0 votes Thank Flag Link Wed Mar 16, 2011
I ran into this issue recently as well and it is VERY frustrating as an investor. The homes in my area are all getting scooped up prior to the 15 day way period and Im not certain they are all owner occupants. Im not sure if some investors are taking a 10k risk but it doesnt seem worth it to me. Also I have noticed alot of "reo flippers" in my area which is also frustrating. It is one thing for an agent to buy a property, close on it, rehab it and resell it for profit but what these "reo flippers" are doing seems to be very grey. Basically they are posting bandit signs all over town the day an reo hits the market. For example, new reo listing 45k, they will place a bandit sign for 55-65k on the same listing and do a double closing with the seller only seeing owner occupant purchase. Not sure how this is legal as a licensed agent but it is happening. Im an investor myself and am very frustrated at this 15 day rule when you see the house finally close as a CASH transaction. Im sorry but MOST owner occupants don't pay 75k cash, 100k cash....ect. The investors are taking chances and finding ways around this rule I am convinced but I am not taking this chance. Good luck with everything.
0 votes Thank Flag Link Wed Mar 16, 2011
Sharon how were you penalized? You were purchasing the property as a NOO. I had clients buying to have a place for the wifes brother. They would qualify for a 55+ community but he was 51 and they could not "rent" to him. In another community they were at the maximum according to their by-laws for NOO properties and we could not buy there. We looked until we found a move in ready property that was lender owned and priced 25% below anything else in the community. They were so happy that they did not get the other 2 that they were serious about. 1800 sqft ranch condo 3/2 with a 2 car attached garage in a pool community for 97,000.00! Good things happen to people that are patient.
0 votes Thank Flag Link Sun Jun 27, 2010
You were not penalized. You were simply asked to live by the rules.

You may not like the rules, but they are there for a reason. The reason is to allow individuals to buy a house to live in without speculators buying everything before others could get a chance to bid.
0 votes Thank Flag Link Sat Jun 26, 2010
I understand Sharon.

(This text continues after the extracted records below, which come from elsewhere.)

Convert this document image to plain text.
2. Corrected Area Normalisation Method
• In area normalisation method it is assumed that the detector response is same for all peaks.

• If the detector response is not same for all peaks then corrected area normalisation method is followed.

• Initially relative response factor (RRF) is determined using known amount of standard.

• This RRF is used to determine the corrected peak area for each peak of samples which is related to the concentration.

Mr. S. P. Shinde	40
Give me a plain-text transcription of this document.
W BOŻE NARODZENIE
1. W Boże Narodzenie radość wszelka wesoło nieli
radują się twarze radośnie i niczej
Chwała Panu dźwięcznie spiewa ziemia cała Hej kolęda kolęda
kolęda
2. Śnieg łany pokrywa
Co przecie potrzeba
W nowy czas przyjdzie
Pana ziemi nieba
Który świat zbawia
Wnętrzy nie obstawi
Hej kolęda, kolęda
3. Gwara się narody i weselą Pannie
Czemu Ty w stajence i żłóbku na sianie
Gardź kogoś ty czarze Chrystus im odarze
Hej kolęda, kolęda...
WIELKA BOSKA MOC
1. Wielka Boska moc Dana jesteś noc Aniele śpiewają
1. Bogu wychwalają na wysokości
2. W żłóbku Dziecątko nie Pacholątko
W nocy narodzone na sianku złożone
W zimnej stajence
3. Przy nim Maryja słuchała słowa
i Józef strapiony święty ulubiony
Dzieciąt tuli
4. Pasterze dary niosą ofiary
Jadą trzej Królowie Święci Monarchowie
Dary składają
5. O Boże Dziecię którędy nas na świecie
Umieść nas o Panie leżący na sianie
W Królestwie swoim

A friend of mine also ran into that. Wanted to buy 2 homes on one lot for the same type of purpose and lost out because she was called an investor also. It seems discriminatory to me also.
0 votes Thank Flag Link Sat Jun 26, 2010
It is cases like this where the system does not work. You did it the fair and legal way where most people arenot filling out the forms that way to bypass the system. I wish you luck in finding a place for your daughter.